# KVM recommendations please



## dvl@ (Dec 20, 2014)

I'm looking for a 4-port KVM.

My use case: I have one keyboard / monitor, and three servers.  I don't want to change the cables to look at each console.

I don't use this keyboard/monitor often, only when there is something I can't resolve over ssh.

Thus: ssh/vnc are not valid options.

I've ruled out serial consoles because of cost.


----------



## wblock@ (Dec 20, 2014)

PS/2 or USB?  VGA or DVI?


----------



## dvl@ (Dec 20, 2014)

VGA.  PS/2, but I could replace the keyboard with a USB version.

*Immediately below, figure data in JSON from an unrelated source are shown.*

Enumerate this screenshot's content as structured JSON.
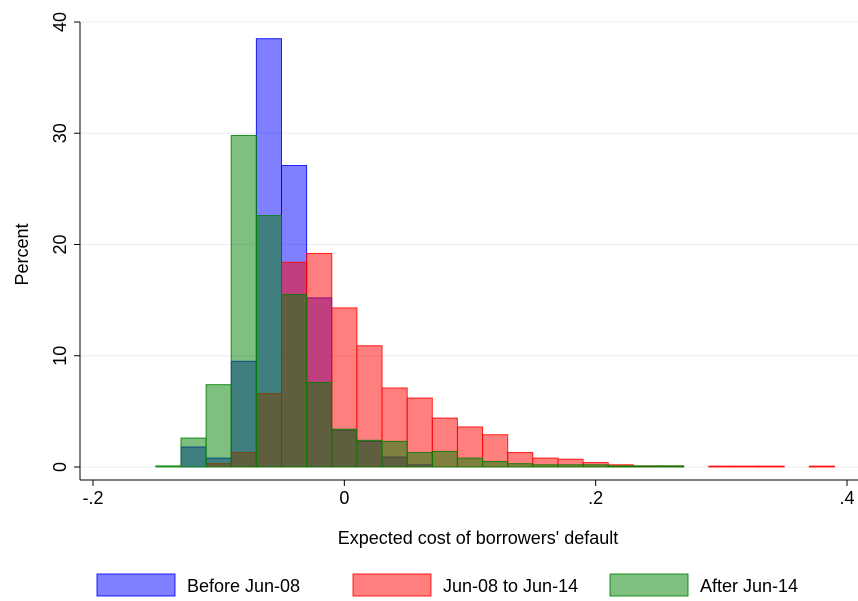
{
  "chart_data": {
    "type": "bar",
    "title": "",
    "xlabel": "Expected cost of borrowers' default",
    "ylabel": "Percent",
    "xlim": [
      -0.2,
      0.4
    ],
    "ylim": [
      0,
      40
    ],
    "x_ticks": [
      -0.2,
      0,
      0.2,
      0.4
    ],
    "x_tick_labels": [
      "-.2",
      "0",
      ".2",
      ".4"
    ],
    "y_ticks": [
      0,
      10,
      20,
      30,
      40
    ],
    "y_tick_labels": [
      "0",
      "10",
      "20",
      "30",
      "40"
    ],
    "grid": true,
    "legend_position": "bottom",
    "bin_width": 0.02,
    "series": [
      {
        "name": "Before Jun-08",
        "color": "#0000ff",
        "bins": [
          {
            "x0": -0.13,
            "value": 1.8
          },
          {
            "x0": -0.11,
            "value": 0.8
          },
          {
            "x0": -0.09,
            "value": 9.5
          },
          {
            "x0": -0.07,
            "value": 38.5
          },
          {
            "x0": -0.05,
            "value": 27.1
          },
          {
            "x0": -0.03,
            "value": 15.2
          },
          {
            "x0": -0.01,
            "value": 3.3
          },
          {
            "x0": 0.01,
            "value": 2.3
          },
          {
            "x0": 0.03,
            "value": 0.9
          },
          {
            "x0": 0.05,
            "value": 0.2
          }
        ]
      },
      {
        "name": "Jun-08 to Jun-14",
        "color": "#ff0000",
        "bins": [
          {
            "x0": -0.11,
            "value": 0.3
          },
          {
            "x0": -0.09,
            "value": 1.3
          },
          {
            "x0": -0.07,
            "value": 6.6
          },
          {
            "x0": -0.05,
            "value": 18.4
          },
          {
            "x0": -0.03,
            "value": 19.2
          },
          {
            "x0": -0.01,
            "value": 14.3
          },
          {
            "x0": 0.01,
            "value": 10.9
          },
          {
            "x0": 0.03,
            "value": 7.1
          },
          {
            "x0": 0.05,
            "value": 6.2
          },
          {
            "x0": 0.07,
            "value": 4.4
          },
          {
            "x0": 0.09,
            "value": 3.6
          },
          {
            "x0": 0.11,
            "value": 2.9
          },
          {
            "x0": 0.13,
            "value": 1.3
          },
          {
            "x0": 0.15,
            "value": 0.8
          },
          {
            "x0": 0.17,
            "value": 0.7
          },
          {
            "x0": 0.19,
            "value": 0.4
          },
          {
            "x0": 0.21,
            "value": 0.2
          },
          {
            "x0": 0.23,
            "value": 0.1
          },
          {
            "x0": 0.25,
            "value": 0.1
          },
          {
            "x0": 0.29,
            "value": 0.08
          },
          {
            "x0": 0.31,
            "value": 0.08
          },
          {
            "x0": 0.33,
            "value": 0.08
          },
          {
            "x0": 0.37,
            "value": 0.08
          }
        ]
      },
      {
        "name": "After Jun-14",
        "color": "#008000",
        "bins": [
          {
            "x0": -0.15,
            "value": 0.1
          },
          {
            "x0": -0.13,
            "value": 2.6
          },
          {
            "x0": -0.11,
            "value": 7.4
          },
          {
            "x0": -0.09,
            "value": 29.8
          },
          {
            "x0": -0.07,
            "value": 22.6
          },
          {
            "x0": -0.05,
            "value": 15.5
          },
          {
            "x0": -0.03,
            "value": 7.6
          },
          {
            "x0": -0.01,
            "value": 3.4
          },
          {
            "x0": 0.01,
            "value": 2.4
          },
          {
            "x0": 0.03,
            "value": 2.3
          },
          {
            "x0": 0.05,
            "value": 1.3
          },
          {
            "x0": 0.07,
            "value": 1.4
          },
          {
            "x0": 0.09,
            "value": 0.8
          },
          {
            "x0": 0.11,
            "value": 0.5
          },
          {
            "x0": 0.13,
            "value": 0.3
          },
          {
            "x0": 0.15,
            "value": 0.2
          },
          {
            "x0": 0.17,
            "value": 0.2
          },
          {
            "x0": 0.19,
            "value": 0.2
          },
          {
            "x0": 0.21,
            "value": 0.1
          },
          {
            "x0": 0.23,
            "value": 0.1
          },
          {
            "x0": 0.25,
            "value": 0.1
          }
        ]
      }
    ]
  }
}
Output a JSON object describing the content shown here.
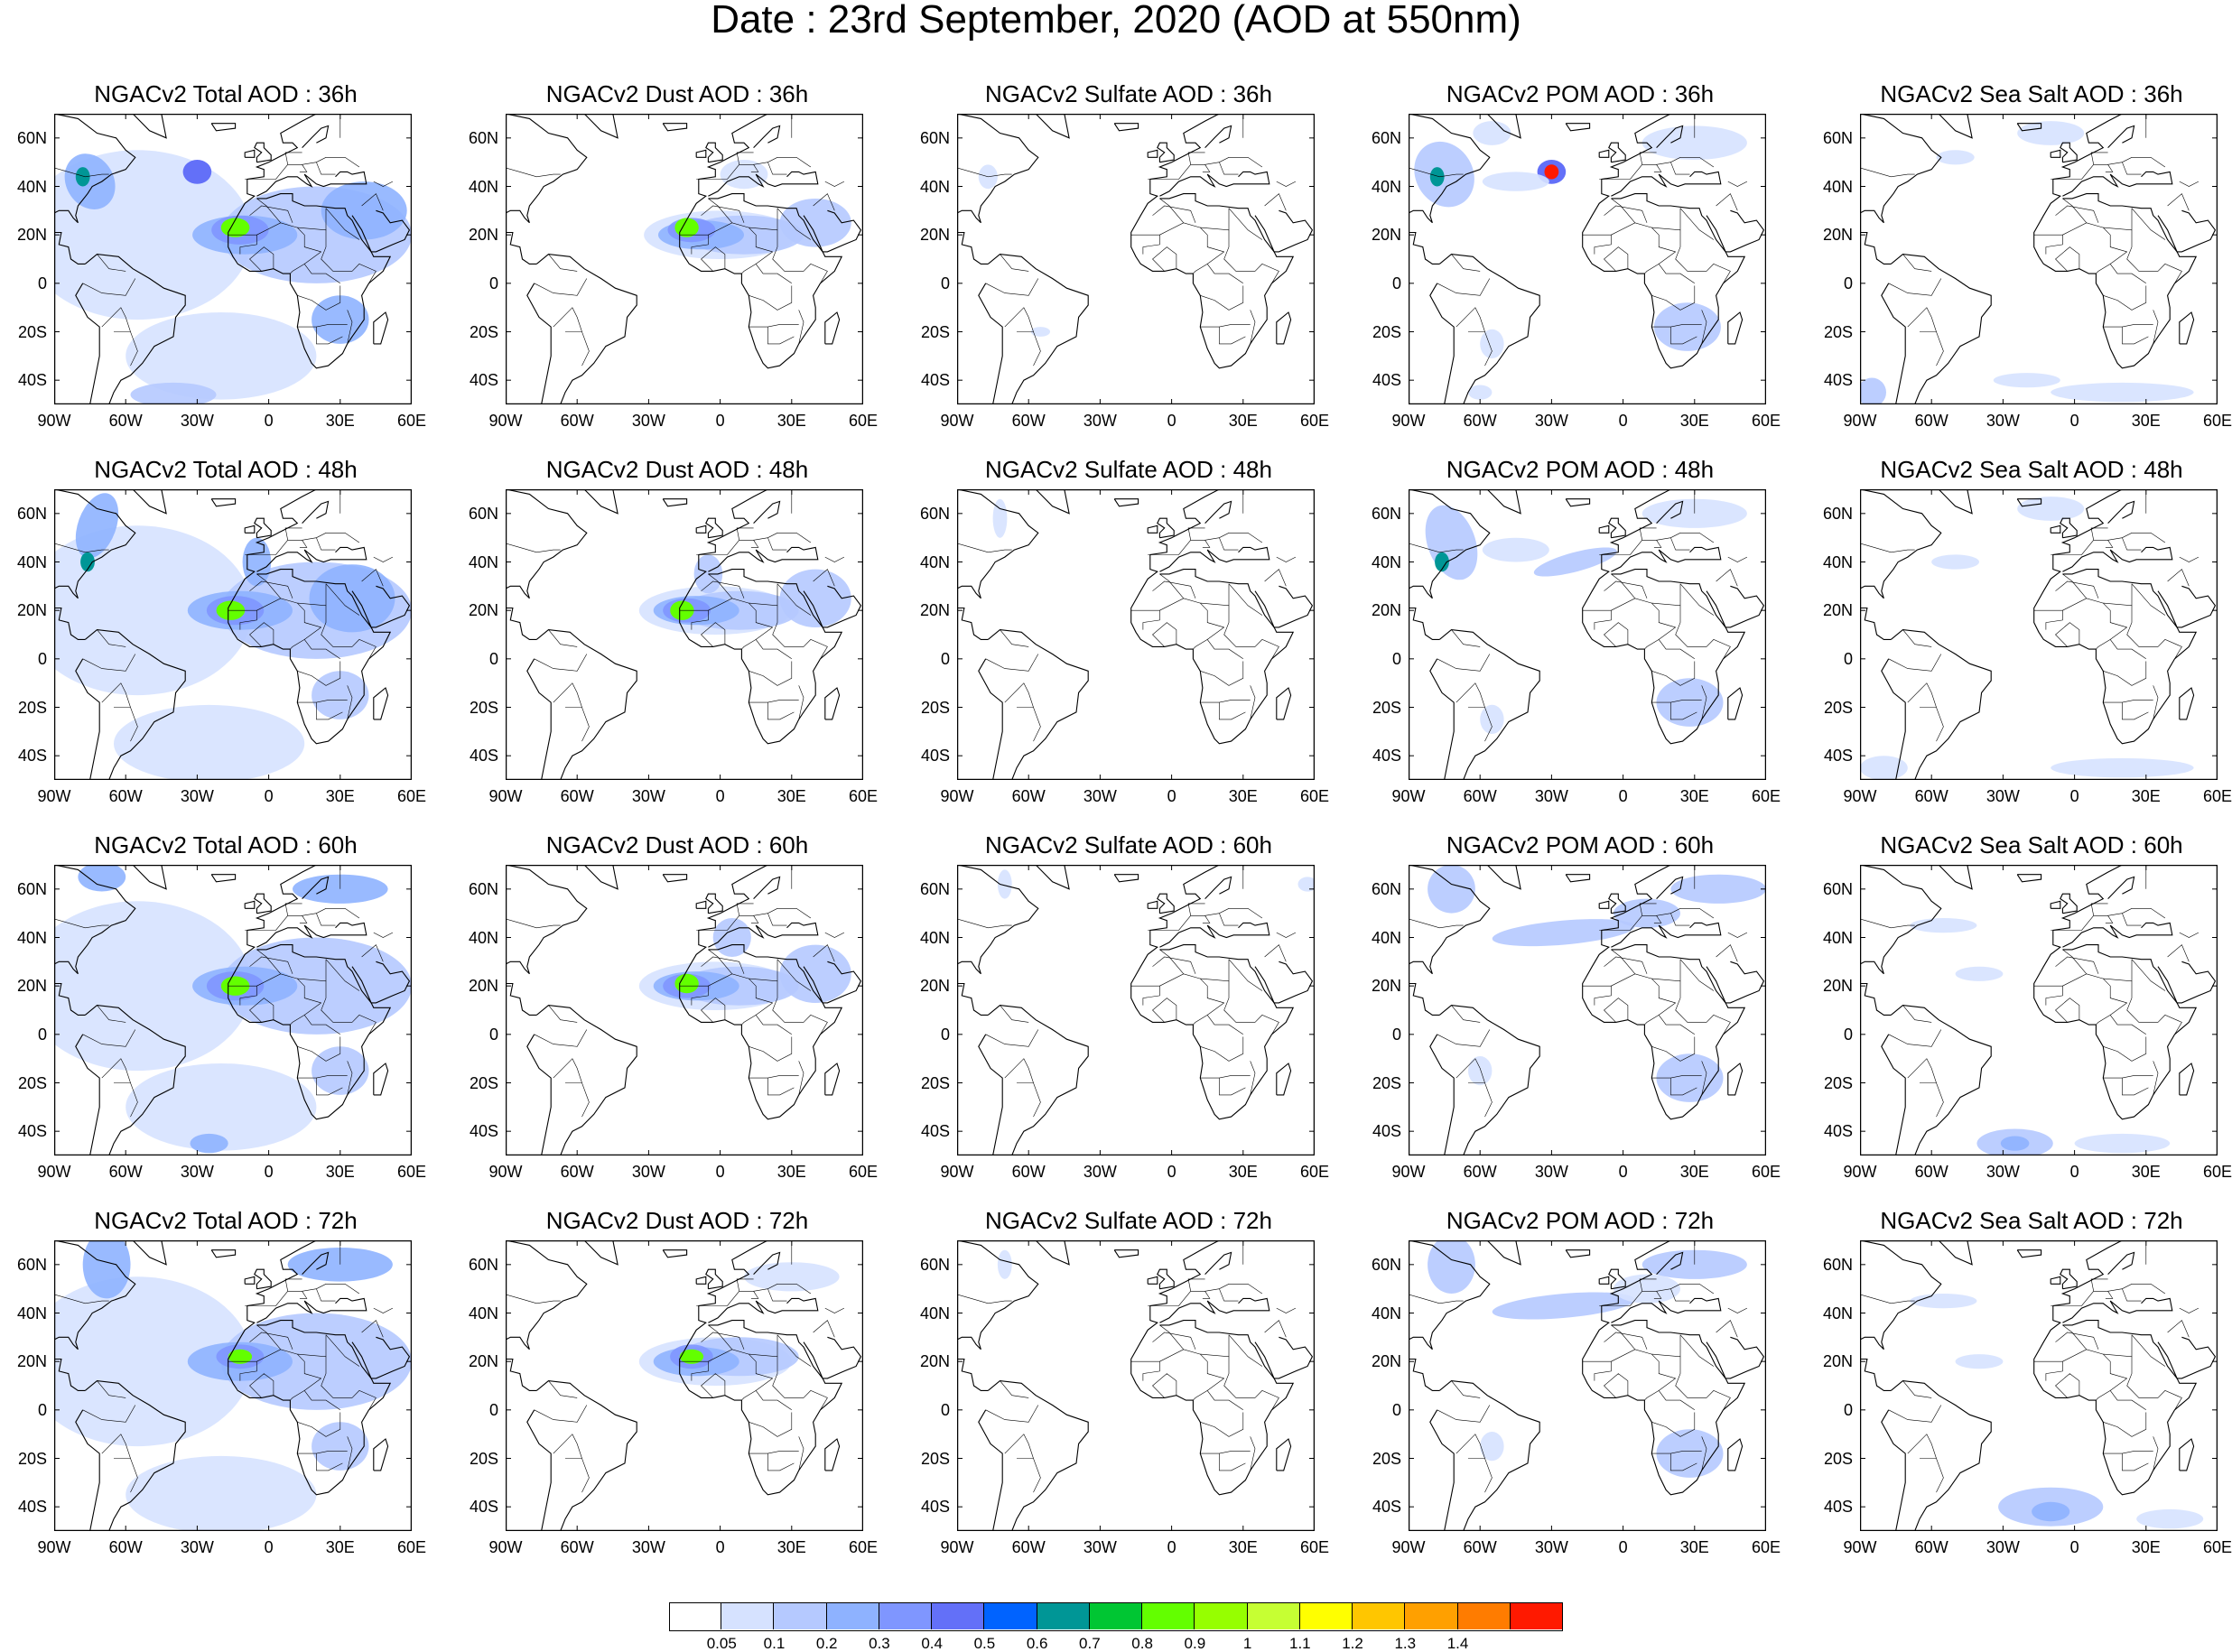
{
  "title": "Date : 23rd  September, 2020 (AOD at 550nm)",
  "panels": [
    {
      "title": "NGACv2 Total AOD : 36h",
      "species": "total",
      "hour": 36
    },
    {
      "title": "NGACv2 Dust AOD : 36h",
      "species": "dust",
      "hour": 36
    },
    {
      "title": "NGACv2 Sulfate AOD : 36h",
      "species": "sulfate",
      "hour": 36
    },
    {
      "title": "NGACv2 POM AOD : 36h",
      "species": "pom",
      "hour": 36
    },
    {
      "title": "NGACv2 Sea Salt AOD : 36h",
      "species": "seasalt",
      "hour": 36
    },
    {
      "title": "NGACv2 Total AOD : 48h",
      "species": "total",
      "hour": 48
    },
    {
      "title": "NGACv2 Dust AOD : 48h",
      "species": "dust",
      "hour": 48
    },
    {
      "title": "NGACv2 Sulfate AOD : 48h",
      "species": "sulfate",
      "hour": 48
    },
    {
      "title": "NGACv2 POM AOD : 48h",
      "species": "pom",
      "hour": 48
    },
    {
      "title": "NGACv2 Sea Salt AOD : 48h",
      "species": "seasalt",
      "hour": 48
    },
    {
      "title": "NGACv2 Total AOD : 60h",
      "species": "total",
      "hour": 60
    },
    {
      "title": "NGACv2 Dust AOD : 60h",
      "species": "dust",
      "hour": 60
    },
    {
      "title": "NGACv2 Sulfate AOD : 60h",
      "species": "sulfate",
      "hour": 60
    },
    {
      "title": "NGACv2 POM AOD : 60h",
      "species": "pom",
      "hour": 60
    },
    {
      "title": "NGACv2 Sea Salt AOD : 60h",
      "species": "seasalt",
      "hour": 60
    },
    {
      "title": "NGACv2 Total AOD : 72h",
      "species": "total",
      "hour": 72
    },
    {
      "title": "NGACv2 Dust AOD : 72h",
      "species": "dust",
      "hour": 72
    },
    {
      "title": "NGACv2 Sulfate AOD : 72h",
      "species": "sulfate",
      "hour": 72
    },
    {
      "title": "NGACv2 POM AOD : 72h",
      "species": "pom",
      "hour": 72
    },
    {
      "title": "NGACv2 Sea Salt  AOD : 72h",
      "species": "seasalt",
      "hour": 72
    }
  ],
  "map_extent": {
    "lon": [
      -90,
      60
    ],
    "lat": [
      -50,
      70
    ]
  },
  "lat_ticks": [
    {
      "value": 60,
      "label": "60N"
    },
    {
      "value": 40,
      "label": "40N"
    },
    {
      "value": 20,
      "label": "20N"
    },
    {
      "value": 0,
      "label": "0"
    },
    {
      "value": -20,
      "label": "20S"
    },
    {
      "value": -40,
      "label": "40S"
    }
  ],
  "lon_ticks": [
    {
      "value": -90,
      "label": "90W"
    },
    {
      "value": -60,
      "label": "60W"
    },
    {
      "value": -30,
      "label": "30W"
    },
    {
      "value": 0,
      "label": "0"
    },
    {
      "value": 30,
      "label": "30E"
    },
    {
      "value": 60,
      "label": "60E"
    }
  ],
  "colorbar": {
    "colors": [
      "#ffffff",
      "#d6e2ff",
      "#b5c9ff",
      "#8eb2ff",
      "#7f96ff",
      "#6370f8",
      "#0063ff",
      "#009696",
      "#00c633",
      "#63ff00",
      "#96ff00",
      "#c6ff33",
      "#ffff00",
      "#ffc600",
      "#ffa000",
      "#ff7c00",
      "#ff1900"
    ],
    "labels": [
      "0.05",
      "0.1",
      "0.2",
      "0.3",
      "0.4",
      "0.5",
      "0.6",
      "0.7",
      "0.8",
      "0.9",
      "1",
      "1.1",
      "1.2",
      "1.3",
      "1.4"
    ]
  }
}
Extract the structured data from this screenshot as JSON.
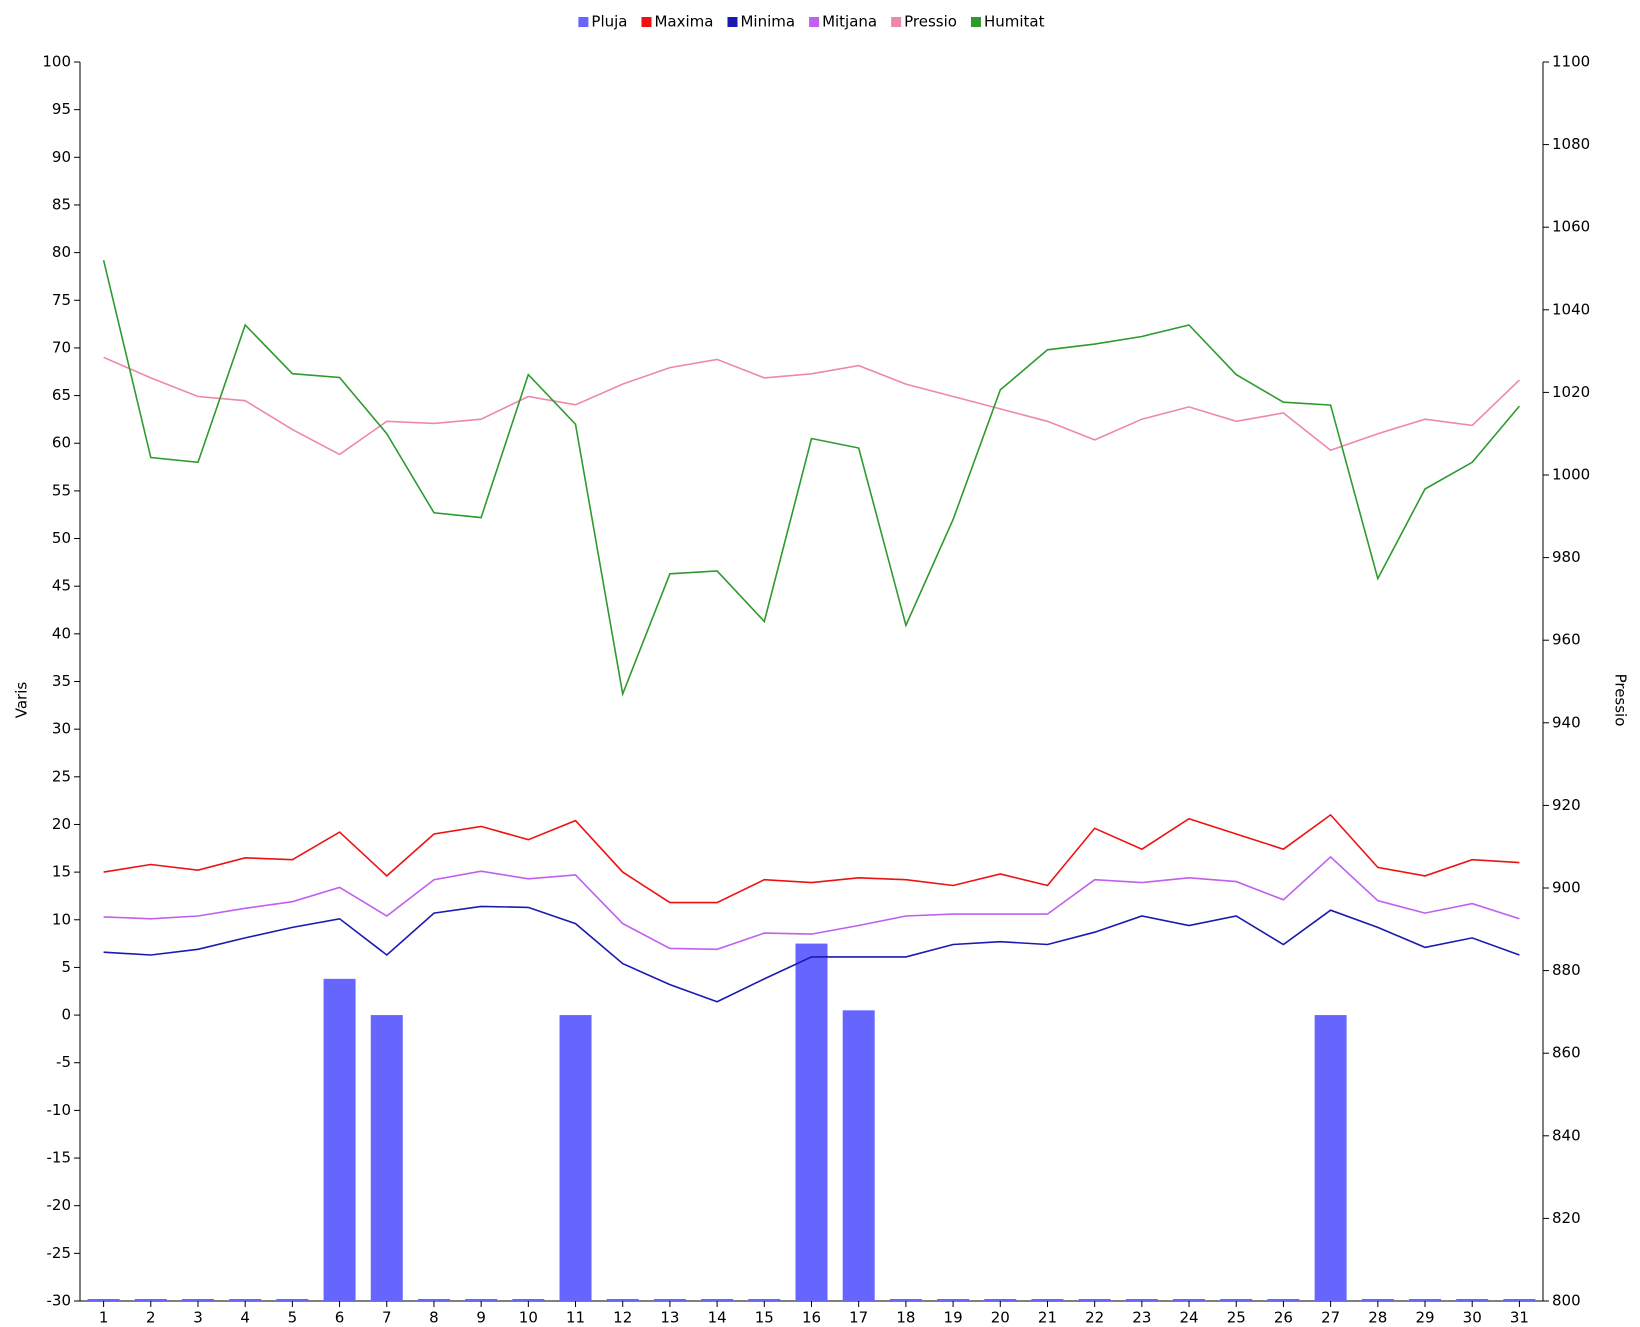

UPDATE: I have tested all the servers with a USB keyboard.  This pretty much opens up a lot of options.


----------



## kpa (Dec 20, 2014)

I used this one for a long time until my collection of hardware reduced so much that I no longer needed it. It worked just fine with everything I connected it to:

http://www.aten.com/KVM/Desktop-KVM-Switches/4-Port-PS2-KVM-Switch~CS84A.html#.VJXyYsAI4


----------



## tingo (Dec 21, 2014)

FWIW, I use CS64A KVM switches. Just works.


----------



## phoenix (Dec 22, 2014)

At work, I've used Belkin 4- and 8-port KVMs with great success.  Even daisy-chained some of them together.  Connected to a 1U slideout, folding keyboard tray (with embedded trackpad) that includes a 14" monitor.

We also use another brand of 4-port KVMs at remote locations, but I don't recall the name/brand/model.  They're skinny blue and white things.  (I know, helpful, right?)  

At home, I have a pair of Belkin 2-port KVMs (one PS/2, one USB) that work really well.  Basically, I've had great luck with Belkin KVMs.


----------